Dr. Ulrich Teucher (PhD), co-chair of the Health Studies Program and a faculty member in the Department of Psychology and Health Studies, and Prof. Lisa Birke, a multidisciplinary artist and a faculty member in the Department of Art and Art History, co-supervised Hong’s undergraduate research project. Both Teucher and Birke were very impressed with Hong’s work, including her professionalism, attention to detail and enthusiasm.

Birke was also pleased to have an opportunity to sit in on some of the workshops that Hong provided to the participants.

“Meagan is a great role model and is really able to engage and motivate the students in creating their animation. She was able to establish an environment of trust and sharing very quickly,” Birke said. “She encouraged each young artist to bring their own ideas to the projects and was able to articulate the strengths of each concept, supporting each artist in the iteration process, rather than dictating a specific way in which the artwork should be approached.

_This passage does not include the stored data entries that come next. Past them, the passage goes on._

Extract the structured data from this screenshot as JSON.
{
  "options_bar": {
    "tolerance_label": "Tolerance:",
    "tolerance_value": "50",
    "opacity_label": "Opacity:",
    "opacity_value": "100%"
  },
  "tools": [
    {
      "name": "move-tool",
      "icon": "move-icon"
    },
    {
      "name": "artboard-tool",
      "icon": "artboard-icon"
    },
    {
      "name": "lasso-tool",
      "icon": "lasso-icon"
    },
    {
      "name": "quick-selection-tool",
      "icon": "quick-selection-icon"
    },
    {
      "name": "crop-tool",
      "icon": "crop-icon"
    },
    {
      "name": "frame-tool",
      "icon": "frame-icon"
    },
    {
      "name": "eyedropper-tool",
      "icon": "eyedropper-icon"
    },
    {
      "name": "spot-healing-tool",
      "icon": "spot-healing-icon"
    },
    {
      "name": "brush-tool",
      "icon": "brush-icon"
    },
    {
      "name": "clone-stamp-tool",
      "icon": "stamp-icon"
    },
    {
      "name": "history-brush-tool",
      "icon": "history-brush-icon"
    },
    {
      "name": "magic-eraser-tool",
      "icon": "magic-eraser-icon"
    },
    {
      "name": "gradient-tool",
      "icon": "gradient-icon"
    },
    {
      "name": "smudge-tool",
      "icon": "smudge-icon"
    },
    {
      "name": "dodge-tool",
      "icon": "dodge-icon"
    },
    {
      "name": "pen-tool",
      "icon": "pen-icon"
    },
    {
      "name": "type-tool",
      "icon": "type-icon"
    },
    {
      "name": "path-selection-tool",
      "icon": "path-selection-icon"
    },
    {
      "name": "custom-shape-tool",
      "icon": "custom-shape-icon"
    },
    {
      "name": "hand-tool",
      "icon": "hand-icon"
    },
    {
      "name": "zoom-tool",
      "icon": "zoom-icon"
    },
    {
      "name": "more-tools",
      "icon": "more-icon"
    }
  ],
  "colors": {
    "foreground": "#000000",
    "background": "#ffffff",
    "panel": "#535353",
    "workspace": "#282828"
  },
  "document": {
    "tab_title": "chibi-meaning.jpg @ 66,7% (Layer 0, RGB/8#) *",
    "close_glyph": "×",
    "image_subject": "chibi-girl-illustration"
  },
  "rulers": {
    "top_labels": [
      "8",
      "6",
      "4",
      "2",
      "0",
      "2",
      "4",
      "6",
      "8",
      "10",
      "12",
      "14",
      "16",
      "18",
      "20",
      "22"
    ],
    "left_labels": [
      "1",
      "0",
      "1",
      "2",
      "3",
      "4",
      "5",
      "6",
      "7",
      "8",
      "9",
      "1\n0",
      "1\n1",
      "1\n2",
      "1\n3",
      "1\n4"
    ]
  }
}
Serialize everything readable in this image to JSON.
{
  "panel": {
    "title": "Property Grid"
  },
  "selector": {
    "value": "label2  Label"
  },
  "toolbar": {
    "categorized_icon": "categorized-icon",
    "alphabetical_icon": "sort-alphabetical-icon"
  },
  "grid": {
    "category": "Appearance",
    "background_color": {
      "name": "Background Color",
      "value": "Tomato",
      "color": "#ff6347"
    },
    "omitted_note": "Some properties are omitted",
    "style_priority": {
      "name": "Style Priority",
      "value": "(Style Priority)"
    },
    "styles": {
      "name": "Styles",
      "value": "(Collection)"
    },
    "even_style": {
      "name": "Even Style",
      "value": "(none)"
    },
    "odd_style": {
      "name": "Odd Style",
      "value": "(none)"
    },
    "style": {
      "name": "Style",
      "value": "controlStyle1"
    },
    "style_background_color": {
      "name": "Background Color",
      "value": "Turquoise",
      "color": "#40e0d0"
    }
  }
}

This is reflected in the variety and strength of the outcomes in the work created.”

Hong is now in the process of outlining her research findings in her honours thesis. Teucher said the work Hong is doing is scientific in nature in that she posed a research question, observed empirically and systematically how her participants used their art to address mental health in the pandemic and then analyzed the art with the help of a method known as thematic analysis.

Teucher also noted that Hong’s research is “testament to humans’ responses to health challenges that are not only physical, but also psychological, social and spiritual” in nature.

“Meagan attempts to understand the uses of artful animation by youth as they try to give form and movement to the struggles with mental health in the pandemic,” he said. “Meagan’s participants’ approaches turn out to present a breadth of artistic variety and solutions to their conditions in the pandemic—a breadth that can inform us about the richness of human approaches to mental health care under a global threat and help us to personalize health care. The participatory character of Meagan’s art may have emancipatory effects on the youths, encouraging them to make their critical voices heard.”